Forest cover to reach 32 percent by 2020: Minister | Daily News

Forest cover to reach 32 percent by 2020: Minister

The Anuradhapura Conference on Environmental Conservation, which is a part of President Maithripala Sirisena’s National Environment Conservation Programme (Punarudaya), will commence at the Salgado grounds in Anuradhapura, on February 14.

Sate Environment Minister Ajith Mannapperuma said the Anuradhapura Conference would be the first of a series of region-based conferences that would discuss environmental issues common to the given areas. Accordingly, the Anuradhapura Conference on Environmental Conservation will focus on environmental issues that are prevalent in Anuradhapura.

He was speaking at a press brief held at the Mahaweli Center in Colombo, yesterday afternoon.

The state minister said that the Environment Ministry, under the patronage of President Maithripala Sirisena, was on a mission to create younger generations sensitive to the environment as well as sustainability. The ministry, as a part of the National Environment Conservation Programme, will focus on deforestation, policy changes, reforestation, waste disposal, the animal-human conflict, clean beaches, and gene theft, he added.

The government has established an institution to bring together development policy designing and environmental policy formations under a single authority. The institution would overlook the balance between designing and implementing these different policies.

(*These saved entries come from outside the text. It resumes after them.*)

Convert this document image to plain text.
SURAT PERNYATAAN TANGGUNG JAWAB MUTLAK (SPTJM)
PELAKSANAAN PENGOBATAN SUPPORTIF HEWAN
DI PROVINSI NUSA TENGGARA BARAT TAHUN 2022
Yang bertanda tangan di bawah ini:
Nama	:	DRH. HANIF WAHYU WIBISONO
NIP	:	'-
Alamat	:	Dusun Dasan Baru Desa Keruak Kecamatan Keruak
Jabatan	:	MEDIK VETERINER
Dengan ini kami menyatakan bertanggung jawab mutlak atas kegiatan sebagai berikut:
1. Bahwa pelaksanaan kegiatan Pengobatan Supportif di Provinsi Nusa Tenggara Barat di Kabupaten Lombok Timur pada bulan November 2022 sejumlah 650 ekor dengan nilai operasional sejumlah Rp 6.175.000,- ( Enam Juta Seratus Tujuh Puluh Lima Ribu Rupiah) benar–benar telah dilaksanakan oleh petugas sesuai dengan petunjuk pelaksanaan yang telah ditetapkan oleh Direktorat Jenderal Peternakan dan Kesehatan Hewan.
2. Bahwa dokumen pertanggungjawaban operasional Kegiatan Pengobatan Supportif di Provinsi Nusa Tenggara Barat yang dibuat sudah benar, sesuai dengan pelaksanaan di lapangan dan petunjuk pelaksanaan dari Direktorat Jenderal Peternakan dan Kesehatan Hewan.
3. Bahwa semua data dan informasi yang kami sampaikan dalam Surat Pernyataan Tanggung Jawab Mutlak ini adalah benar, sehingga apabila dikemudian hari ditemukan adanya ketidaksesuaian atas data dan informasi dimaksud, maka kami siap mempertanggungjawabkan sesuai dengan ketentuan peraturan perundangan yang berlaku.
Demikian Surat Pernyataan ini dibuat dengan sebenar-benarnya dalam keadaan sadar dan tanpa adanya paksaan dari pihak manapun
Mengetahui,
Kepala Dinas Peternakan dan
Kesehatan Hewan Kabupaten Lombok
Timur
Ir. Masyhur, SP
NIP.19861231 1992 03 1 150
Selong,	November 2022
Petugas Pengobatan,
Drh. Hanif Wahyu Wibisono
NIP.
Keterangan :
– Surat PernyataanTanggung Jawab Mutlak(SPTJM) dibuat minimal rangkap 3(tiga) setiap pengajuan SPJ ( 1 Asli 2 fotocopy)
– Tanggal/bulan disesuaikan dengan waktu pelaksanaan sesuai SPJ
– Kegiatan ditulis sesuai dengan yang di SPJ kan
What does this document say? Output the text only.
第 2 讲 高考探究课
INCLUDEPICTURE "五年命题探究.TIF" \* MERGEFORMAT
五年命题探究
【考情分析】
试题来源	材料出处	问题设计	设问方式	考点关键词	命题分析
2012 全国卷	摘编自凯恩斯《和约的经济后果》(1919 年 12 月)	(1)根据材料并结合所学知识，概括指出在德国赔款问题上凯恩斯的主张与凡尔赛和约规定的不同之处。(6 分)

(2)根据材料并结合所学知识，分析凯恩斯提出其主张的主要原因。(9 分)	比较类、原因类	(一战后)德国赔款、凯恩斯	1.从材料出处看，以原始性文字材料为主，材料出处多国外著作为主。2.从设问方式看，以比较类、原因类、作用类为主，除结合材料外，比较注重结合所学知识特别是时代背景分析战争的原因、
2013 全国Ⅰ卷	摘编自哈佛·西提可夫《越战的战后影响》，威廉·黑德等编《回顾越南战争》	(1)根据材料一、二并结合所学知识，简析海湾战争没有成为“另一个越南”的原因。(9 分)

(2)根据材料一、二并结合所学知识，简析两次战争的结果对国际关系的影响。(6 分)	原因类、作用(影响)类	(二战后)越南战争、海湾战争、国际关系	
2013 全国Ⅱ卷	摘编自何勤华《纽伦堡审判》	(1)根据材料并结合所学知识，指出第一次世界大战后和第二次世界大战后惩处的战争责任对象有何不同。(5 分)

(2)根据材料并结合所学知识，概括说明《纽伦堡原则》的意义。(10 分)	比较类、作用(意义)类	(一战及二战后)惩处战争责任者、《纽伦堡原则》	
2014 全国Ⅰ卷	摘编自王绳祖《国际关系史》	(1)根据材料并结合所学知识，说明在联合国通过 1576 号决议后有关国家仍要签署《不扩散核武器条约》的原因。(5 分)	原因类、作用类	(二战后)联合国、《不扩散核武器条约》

“The institution is new, and we are still finding our footing. We expect a lot of foreign funding for the institution,” Mannapperuma said.

He added that the government aims to increase the forest cover in the country from 29 percent to 32 percent by 2020. He said that following the intervention of President Sirisena in environmental affairs, deforestation had dwindled to one percent. He also said that the annual forest growth in the country was around four percent.

“Even though we say we have a 29 percent of forest cover in the country, we need to remember that 60 percent of that percentage is concentrated in the North and East, which were unharmed due to the war. Therefore, we cannot brag about the forest cover we have. The forest cover should be uniform throughout the country,” State Minister Mannapperuma said.

He added that the government aims to make the registration of all chainsaws compulsory in the coming months.

“We request owners of chainsaws to contact the nearest police station about them between February 15 and March 15. We shall then commence the registration process, where chainsaw owners will be provided with licences to use them,” he said.

“Following the limitations on cutting trees for timber requirements, the importation of timber has increased at a very high rate. We spend about Rs.13 billion on timber imports,” the state minister said.

“Therefore, we need to find a solution for this issue as well. At the moment, we are exploring the possibility of making forestation a compulsory part in tender agreements when allowing commercial tree plantations, such as pine, in the country.” State Minister Mannapperuma added.